Analysis of biomass gasification in bubbling fluidized bed with two-fluid model

The framework of theoretical method is two-fluid model coupled with reaction process. The k-epsilon model is used for gas phase, and the kinetic theory of granular flow is employed for solid phase. In the simulation, gasification process consists of three parts: pyrolysis, homogenous reaction, and heterogeneous reaction. In the first stage, biomass particles crack into carbon particles and volatile gases upon entering the reactor. Subsequently, the carbon particles and volatile gases react with oxygen, which includes both homogenous reaction and heterogeneous reaction. The effect of equivalence ratio (ER) is studied. It is found that all the products have same tendency with the increase of ER. H-2 and CH4 change linearly with ER; CO and CO2 change cubically with ER. This is because the mechanism of formation of CO and CO2 is more complex than that of H-2 and CH4. H-2 and CH4 are consumed by O-2, so they tend to decrease with the increase of ER, whose value corresponds to the amount of O-2 fed.

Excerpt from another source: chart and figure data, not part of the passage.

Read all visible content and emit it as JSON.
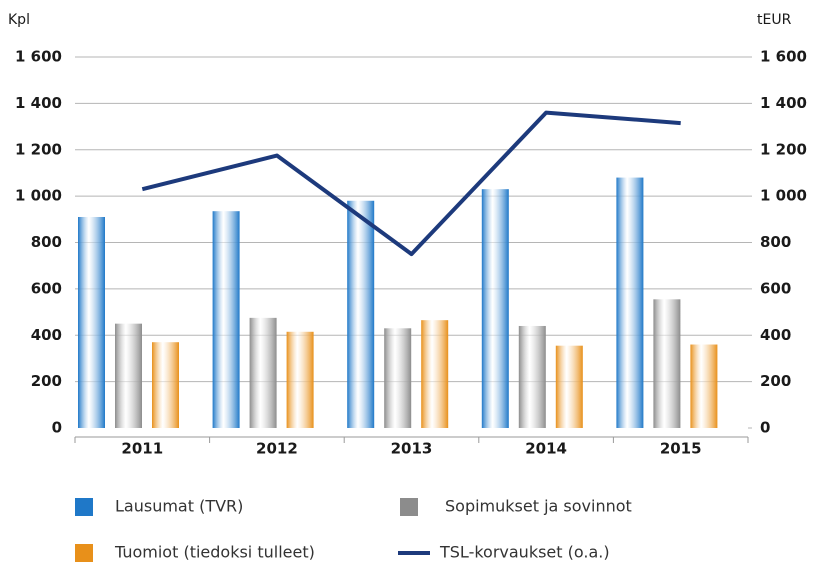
{
  "chart_data": {
    "type": "bar",
    "y_axis_label": "Kpl",
    "y2_axis_label": "tEUR",
    "categories": [
      "2011",
      "2012",
      "2013",
      "2014",
      "2015"
    ],
    "series": [
      {
        "name": "Lausumat (TVR)",
        "color": "#1f78c8",
        "type": "bar",
        "values": [
          910,
          935,
          980,
          1030,
          1080
        ]
      },
      {
        "name": "Sopimukset ja sovinnot",
        "color": "#8c8c8c",
        "type": "bar",
        "values": [
          450,
          475,
          430,
          440,
          555
        ]
      },
      {
        "name": "Tuomiot (tiedoksi tulleet)",
        "color": "#e8901a",
        "type": "bar",
        "values": [
          370,
          415,
          465,
          355,
          360
        ]
      },
      {
        "name": "TSL-korvaukset (o.a.)",
        "color": "#1d3a7c",
        "type": "line",
        "axis": "y2",
        "values": [
          1030,
          1175,
          750,
          1360,
          1315
        ]
      }
    ],
    "ylim": [
      0,
      1600
    ],
    "yticks": [
      0,
      200,
      400,
      600,
      800,
      {
        "value": 1000,
        "label": "1 000"
      },
      {
        "value": 1200,
        "label": "1 200"
      },
      {
        "value": 1400,
        "label": "1 400"
      },
      {
        "value": 1600,
        "label": "1 600"
      }
    ],
    "y2lim": [
      0,
      1600
    ],
    "y2ticks": [
      0,
      200,
      400,
      600,
      800,
      {
        "value": 1000,
        "label": "1 000"
      },
      {
        "value": 1200,
        "label": "1 200"
      },
      {
        "value": 1400,
        "label": "1 400"
      },
      {
        "value": 1600,
        "label": "1 600"
      }
    ],
    "grid": true
  }
}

For CO and CO2, however, things are more complicated: the extents at which CO and CO2 decrease are converse. CO decreases significantly and then reaches a plateau and finally decreases again, while CO2 decreases moderately at the beginning and then decreases sharply and finally becomes flat. The conclusion is that when oxygen concentration is low, increment of oxygen favors production of CO2, and when oxygen concentration reaches a certain level, increment of oxygen favors production of CO, and when oxygen concentration continually increases, increment of oxygen favors production of CO2 again. Published by AIP Publishing.